L’idea di fondo è questa: contaminarsi. Ora, mi rendo conto che in questo periodo di pandemia e post-pandemia, di influenze e virus e quant’altro, la parola contaminazione abbia assunto un significato e un’aura totalmente negativa. In realtà, per me, come cristiano evangelico valdese, non è così. Dio in Gesù si contamina con l’umanità, cerca questo elemento di contatto. E noi dobbiamo farlo in una società che geme ed è in travaglio. Cercando forme nuove di aggregazione, partecipazione, e soprattutto riscoperta dell’impegno delle persone. Questo si può fare mettendo insieme esperienze diverse. La sociologia, l’architettura, la ricerca sul territorio, la riscoperta degli spazi, perché andare avanti non significa rinnegare le tradizioni o rinnegare l’identità dei luoghi. Significa dare a questi luoghi, a questi territori dove noi siamo, una prospettiva, un fiato, una voce nuova e rinnovata. Il LURT è questo.

Quello che abbiamo fatto a Riesi, sì, è replicabile. L’idea di fondo è partita proprio in questo modo. Nessuno vieta di poter replicare questa esperienza altrove, seppur in forme e modi diversi. La precedente Tavola valdese mi aveva chiesto, tempo fa, se questo pensiero potesse essere esportabile. Lo confermo, è possibile. Il LURT lo fanno le persone, insieme. Non lo fanno certamente il direttore o l’ex direttore del Servizio Cristiano, si può fare anche oltre Riesi. Abbiamo provato a farlo, con risultati che ci sembrano incoraggianti e belli.
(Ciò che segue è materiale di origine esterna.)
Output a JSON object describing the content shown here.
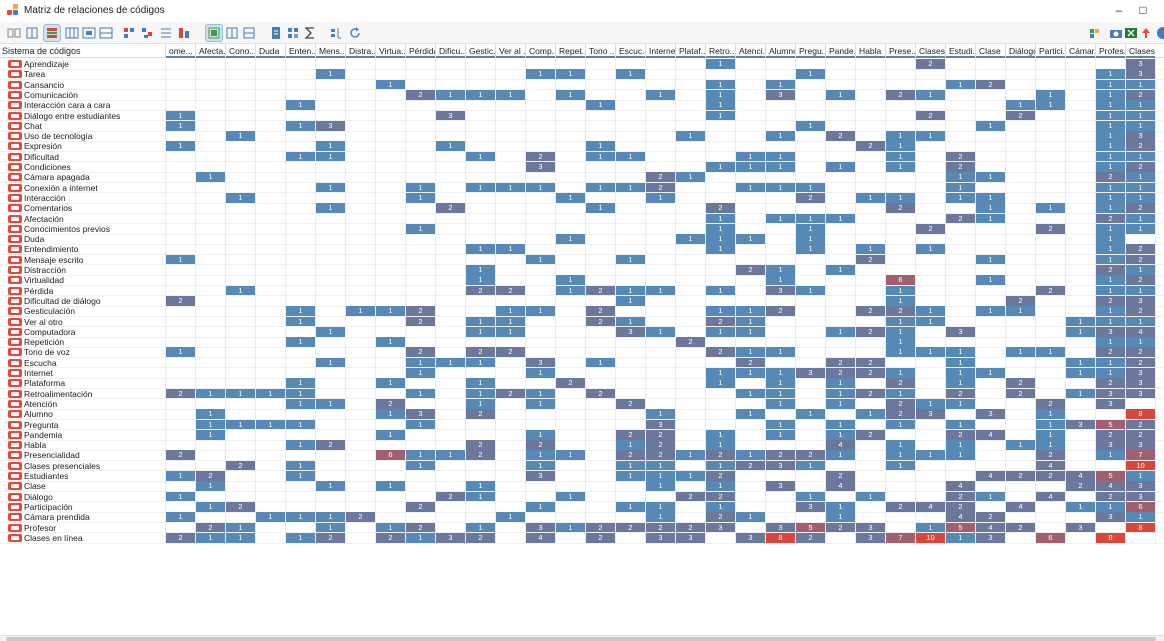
{
  "window": {
    "title": "Matriz de relaciones de códigos",
    "minimize_glyph": "–",
    "restore_glyph": "□"
  },
  "colors": {
    "low": "#5689b5",
    "mid": "#6b789b",
    "high": "#a06070",
    "max": "#d9473c"
  },
  "toolbar": {
    "icons": [
      "list-view-icon",
      "columns-icon",
      "highlight-icon",
      "grid-icon",
      "grid-alt-icon",
      "table-icon",
      "sort-icon",
      "code-a-icon",
      "code-b-icon",
      "code-c-icon",
      "squares-icon",
      "squares-alt-icon",
      "squares-third-icon",
      "doc-icon",
      "sum-icon",
      "sigma-icon",
      "chart-icon",
      "refresh-icon",
      "export-icon",
      "camera-icon",
      "excel-icon",
      "upload-icon",
      "info-icon"
    ]
  },
  "matrix": {
    "corner_label": "Sistema de códigos",
    "columns": [
      "ome...",
      "Afecta...",
      "Cono...",
      "Duda",
      "Enten...",
      "Mens...",
      "Distra...",
      "Virtua...",
      "Pérdida",
      "Dificu...",
      "Gestic...",
      "Ver al ...",
      "Comp...",
      "Repet...",
      "Tono ...",
      "Escuc...",
      "Internet",
      "Plataf...",
      "Retro...",
      "Atenci...",
      "Alumno",
      "Pregu...",
      "Pande...",
      "Habla",
      "Prese...",
      "Clases...",
      "Estudi...",
      "Clase",
      "Diálogo",
      "Partici...",
      "Cámar...",
      "Profes...",
      "Clases..."
    ],
    "rows": [
      {
        "label": "Aprendizaje",
        "cells": {
          "18": "1",
          "25": "2",
          "32": "3"
        }
      },
      {
        "label": "Tarea",
        "cells": {
          "5": "1",
          "12": "1",
          "13": "1",
          "15": "1",
          "21": "1",
          "31": "1",
          "32": "3"
        }
      },
      {
        "label": "Cansancio",
        "cells": {
          "7": "1",
          "18": "1",
          "20": "1",
          "26": "1",
          "27": "2",
          "31": "1",
          "32": "1"
        }
      },
      {
        "label": "Comunicación",
        "cells": {
          "8": "2",
          "9": "1",
          "10": "1",
          "11": "1",
          "13": "1",
          "16": "1",
          "18": "1",
          "20": "3",
          "22": "1",
          "24": "2",
          "25": "1",
          "29": "1",
          "31": "1",
          "32": "2"
        }
      },
      {
        "label": "Interacción cara a cara",
        "cells": {
          "4": "1",
          "14": "1",
          "18": "1",
          "28": "1",
          "29": "1",
          "31": "1",
          "32": "1"
        }
      },
      {
        "label": "Diálogo entre estudiantes",
        "cells": {
          "0": "1",
          "9": "3",
          "18": "1",
          "25": "2",
          "28": "2",
          "31": "1",
          "32": "1"
        }
      },
      {
        "label": "Chat",
        "cells": {
          "0": "1",
          "4": "1",
          "5": "3",
          "21": "1",
          "27": "1",
          "31": "1",
          "32": "1"
        }
      },
      {
        "label": "Uso de tecnología",
        "cells": {
          "2": "1",
          "17": "1",
          "20": "1",
          "22": "2",
          "24": "1",
          "25": "1",
          "31": "1",
          "32": "3"
        }
      },
      {
        "label": "Expresión",
        "cells": {
          "0": "1",
          "5": "1",
          "9": "1",
          "14": "1",
          "23": "2",
          "24": "1",
          "31": "1",
          "32": "2"
        }
      },
      {
        "label": "Dificultad",
        "cells": {
          "4": "1",
          "5": "1",
          "10": "1",
          "12": "2",
          "14": "1",
          "15": "1",
          "19": "1",
          "20": "1",
          "24": "1",
          "26": "2",
          "31": "1",
          "32": "1"
        }
      },
      {
        "label": "Condiciones",
        "cells": {
          "12": "3",
          "18": "1",
          "19": "1",
          "20": "1",
          "22": "1",
          "24": "1",
          "26": "2",
          "31": "1",
          "32": "2"
        }
      },
      {
        "label": "Cámara apagada",
        "cells": {
          "1": "1",
          "16": "2",
          "17": "1",
          "26": "1",
          "27": "1",
          "31": "2",
          "32": "1"
        }
      },
      {
        "label": "Conexión a internet",
        "cells": {
          "5": "1",
          "8": "1",
          "10": "1",
          "11": "1",
          "12": "1",
          "14": "1",
          "15": "1",
          "16": "2",
          "19": "1",
          "20": "1",
          "21": "1",
          "26": "1",
          "31": "1",
          "32": "1"
        }
      },
      {
        "label": "Interacción",
        "cells": {
          "2": "1",
          "8": "1",
          "13": "1",
          "16": "1",
          "21": "2",
          "23": "1",
          "24": "1",
          "26": "1",
          "27": "1",
          "31": "1",
          "32": "1"
        }
      },
      {
        "label": "Comentarios",
        "cells": {
          "5": "1",
          "9": "2",
          "14": "1",
          "18": "2",
          "24": "2",
          "27": "1",
          "29": "1",
          "31": "1",
          "32": "2"
        }
      },
      {
        "label": "Afectación",
        "cells": {
          "18": "1",
          "20": "1",
          "21": "1",
          "22": "1",
          "26": "2",
          "27": "1",
          "31": "2",
          "32": "1"
        }
      },
      {
        "label": "Conocimientos previos",
        "cells": {
          "8": "1",
          "18": "1",
          "21": "1",
          "25": "2",
          "29": "2",
          "31": "1",
          "32": "1"
        }
      },
      {
        "label": "Duda",
        "cells": {
          "13": "1",
          "17": "1",
          "18": "1",
          "19": "1",
          "21": "1",
          "31": "1"
        }
      },
      {
        "label": "Entendimiento",
        "cells": {
          "10": "1",
          "11": "1",
          "18": "1",
          "21": "1",
          "23": "1",
          "25": "1",
          "31": "1",
          "32": "2"
        }
      },
      {
        "label": "Mensaje escrito",
        "cells": {
          "0": "1",
          "12": "1",
          "15": "1",
          "23": "2",
          "27": "1",
          "31": "1",
          "32": "2"
        }
      },
      {
        "label": "Distracción",
        "cells": {
          "10": "1",
          "19": "2",
          "20": "1",
          "22": "1",
          "31": "2",
          "32": "1"
        }
      },
      {
        "label": "Virtualidad",
        "cells": {
          "10": "1",
          "13": "1",
          "20": "1",
          "24": "6",
          "27": "1",
          "31": "1",
          "32": "2"
        }
      },
      {
        "label": "Pérdida",
        "cells": {
          "2": "1",
          "10": "2",
          "11": "2",
          "13": "1",
          "14": "2",
          "15": "1",
          "16": "1",
          "18": "1",
          "20": "3",
          "21": "1",
          "24": "1",
          "29": "2",
          "31": "1",
          "32": "1"
        }
      },
      {
        "label": "Dificultad de diálogo",
        "cells": {
          "0": "2",
          "15": "1",
          "24": "1",
          "28": "2",
          "31": "2",
          "32": "3"
        }
      },
      {
        "label": "Gesticulación",
        "cells": {
          "4": "1",
          "6": "1",
          "7": "1",
          "8": "2",
          "11": "1",
          "12": "1",
          "14": "2",
          "18": "1",
          "19": "1",
          "20": "2",
          "23": "2",
          "24": "2",
          "25": "1",
          "27": "1",
          "28": "1",
          "31": "1",
          "32": "2"
        }
      },
      {
        "label": "Ver al otro",
        "cells": {
          "4": "1",
          "8": "2",
          "10": "1",
          "11": "1",
          "14": "2",
          "15": "1",
          "18": "2",
          "19": "1",
          "24": "1",
          "25": "1",
          "30": "1",
          "31": "1",
          "32": "1"
        }
      },
      {
        "label": "Computadora",
        "cells": {
          "5": "1",
          "10": "1",
          "11": "1",
          "15": "3",
          "16": "1",
          "18": "1",
          "19": "1",
          "22": "1",
          "23": "2",
          "24": "1",
          "26": "3",
          "30": "1",
          "31": "3",
          "32": "4"
        }
      },
      {
        "label": "Repetición",
        "cells": {
          "4": "1",
          "7": "1",
          "17": "2",
          "24": "1",
          "31": "1",
          "32": "1"
        }
      },
      {
        "label": "Tono de voz",
        "cells": {
          "0": "1",
          "8": "2",
          "10": "2",
          "11": "2",
          "18": "2",
          "19": "1",
          "20": "1",
          "24": "1",
          "25": "1",
          "26": "1",
          "28": "1",
          "29": "1",
          "31": "2",
          "32": "2"
        }
      },
      {
        "label": "Escucha",
        "cells": {
          "5": "1",
          "8": "1",
          "9": "1",
          "10": "1",
          "12": "3",
          "14": "1",
          "19": "2",
          "22": "2",
          "23": "2",
          "26": "1",
          "30": "1",
          "31": "1",
          "32": "2"
        }
      },
      {
        "label": "Internet",
        "cells": {
          "8": "1",
          "12": "1",
          "18": "1",
          "19": "1",
          "20": "1",
          "21": "3",
          "22": "2",
          "23": "2",
          "24": "1",
          "26": "1",
          "27": "1",
          "30": "1",
          "31": "1",
          "32": "3"
        }
      },
      {
        "label": "Plataforma",
        "cells": {
          "4": "1",
          "7": "1",
          "10": "1",
          "13": "2",
          "18": "1",
          "20": "1",
          "22": "1",
          "24": "2",
          "26": "1",
          "28": "2",
          "31": "2",
          "32": "3"
        }
      },
      {
        "label": "Retroalimentación",
        "cells": {
          "0": "2",
          "1": "1",
          "2": "1",
          "3": "1",
          "4": "1",
          "8": "1",
          "10": "1",
          "11": "2",
          "12": "1",
          "14": "2",
          "19": "1",
          "20": "1",
          "22": "1",
          "23": "2",
          "24": "1",
          "26": "2",
          "28": "2",
          "30": "1",
          "31": "3",
          "32": "3"
        }
      },
      {
        "label": "Atención",
        "cells": {
          "4": "1",
          "5": "1",
          "7": "2",
          "10": "1",
          "12": "1",
          "15": "2",
          "20": "1",
          "22": "1",
          "24": "2",
          "25": "1",
          "26": "1",
          "29": "2",
          "31": "3"
        }
      },
      {
        "label": "Alumno",
        "cells": {
          "1": "1",
          "7": "1",
          "8": "3",
          "10": "2",
          "16": "1",
          "19": "1",
          "21": "1",
          "23": "1",
          "24": "2",
          "25": "3",
          "27": "3",
          "29": "1",
          "32": "8"
        }
      },
      {
        "label": "Pregunta",
        "cells": {
          "1": "1",
          "2": "1",
          "3": "1",
          "4": "1",
          "8": "1",
          "16": "3",
          "20": "1",
          "22": "1",
          "24": "1",
          "26": "1",
          "29": "1",
          "30": "3",
          "31": "5",
          "32": "2"
        }
      },
      {
        "label": "Pandemia",
        "cells": {
          "1": "1",
          "7": "1",
          "12": "1",
          "15": "2",
          "16": "2",
          "18": "1",
          "20": "1",
          "22": "1",
          "23": "2",
          "26": "2",
          "27": "4",
          "29": "1",
          "31": "2",
          "32": "2"
        }
      },
      {
        "label": "Habla",
        "cells": {
          "4": "1",
          "5": "2",
          "10": "2",
          "12": "2",
          "15": "1",
          "16": "2",
          "18": "1",
          "22": "4",
          "24": "1",
          "26": "1",
          "28": "1",
          "29": "1",
          "31": "3",
          "32": "3"
        }
      },
      {
        "label": "Presencialidad",
        "cells": {
          "0": "2",
          "7": "6",
          "8": "1",
          "9": "1",
          "10": "2",
          "12": "1",
          "13": "1",
          "15": "2",
          "16": "2",
          "17": "1",
          "18": "2",
          "19": "1",
          "20": "2",
          "21": "2",
          "22": "1",
          "24": "1",
          "25": "1",
          "26": "1",
          "29": "2",
          "31": "1",
          "32": "7"
        }
      },
      {
        "label": "Clases presenciales",
        "cells": {
          "2": "2",
          "4": "1",
          "8": "1",
          "12": "1",
          "15": "1",
          "16": "1",
          "18": "1",
          "19": "2",
          "20": "3",
          "21": "1",
          "24": "1",
          "29": "4",
          "32": "10"
        }
      },
      {
        "label": "Estudiantes",
        "cells": {
          "0": "1",
          "1": "2",
          "4": "1",
          "12": "3",
          "15": "1",
          "16": "1",
          "17": "1",
          "18": "2",
          "22": "2",
          "27": "4",
          "28": "2",
          "29": "2",
          "30": "4",
          "31": "5",
          "32": "1"
        }
      },
      {
        "label": "Clase",
        "cells": {
          "1": "1",
          "5": "1",
          "7": "1",
          "10": "1",
          "16": "1",
          "18": "1",
          "20": "3",
          "22": "4",
          "26": "4",
          "30": "2",
          "31": "4",
          "32": "3"
        }
      },
      {
        "label": "Diálogo",
        "cells": {
          "0": "1",
          "9": "2",
          "10": "1",
          "13": "1",
          "17": "2",
          "18": "2",
          "21": "1",
          "23": "1",
          "26": "2",
          "27": "1",
          "29": "4",
          "31": "2",
          "32": "3"
        }
      },
      {
        "label": "Participación",
        "cells": {
          "1": "1",
          "2": "2",
          "8": "2",
          "12": "1",
          "15": "1",
          "16": "1",
          "18": "1",
          "21": "3",
          "22": "1",
          "24": "2",
          "25": "4",
          "26": "2",
          "28": "4",
          "30": "1",
          "31": "1",
          "32": "6"
        }
      },
      {
        "label": "Cámara prendida",
        "cells": {
          "0": "1",
          "3": "1",
          "4": "1",
          "5": "1",
          "6": "2",
          "11": "1",
          "16": "1",
          "18": "2",
          "19": "1",
          "22": "1",
          "26": "4",
          "27": "2",
          "31": "3",
          "32": "1"
        }
      },
      {
        "label": "Profesor",
        "cells": {
          "1": "2",
          "2": "1",
          "5": "1",
          "7": "1",
          "8": "2",
          "10": "1",
          "12": "3",
          "13": "1",
          "14": "2",
          "15": "2",
          "16": "2",
          "17": "2",
          "18": "3",
          "20": "3",
          "21": "5",
          "22": "2",
          "23": "3",
          "25": "1",
          "26": "5",
          "27": "4",
          "28": "2",
          "30": "3",
          "32": "8"
        }
      },
      {
        "label": "Clases en línea",
        "cells": {
          "0": "2",
          "1": "1",
          "2": "1",
          "4": "1",
          "5": "2",
          "7": "2",
          "8": "1",
          "9": "3",
          "10": "2",
          "12": "4",
          "14": "2",
          "16": "3",
          "17": "3",
          "19": "3",
          "20": "8",
          "21": "2",
          "23": "3",
          "24": "7",
          "25": "10",
          "26": "1",
          "27": "3",
          "29": "6",
          "31": "8"
        }
      }
    ]
  }
}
Sente sua la paternità di questa idea?

Sì, come sento mie tante altre “follie” che in questi anni mi sono state prima rinfacciate e poi applaudite. Le cose che faccio, tuttavia, non le faccio per la cronaca. Lavorare per il Signore, infatti, ci pone davanti una prospettiva più lunga che supera noi ma nella quale ci siamo anche noi. Se c’è qualcosa di buono, di onorevole, questo viene fuori e si valorizza insieme agli altri. Perciò quando qualcosa funziona insieme agli altri, diventa patrimonio collettivo, esperienza condivisa di tutte e di tutti. Spero che questo possa essere portato avanti e che il Servizio Cristiano preservi la sua autonomia, perché è in questa autonomia che si è potuto svolgere il suo ministero in oltre sessant’anni. Ed è in questa autonomia che il LURT è nato e sono nate tante altre esperienze. Confido che il Signore ci illumini e ci dia la forza di salvaguardare quello che va salvaguardato.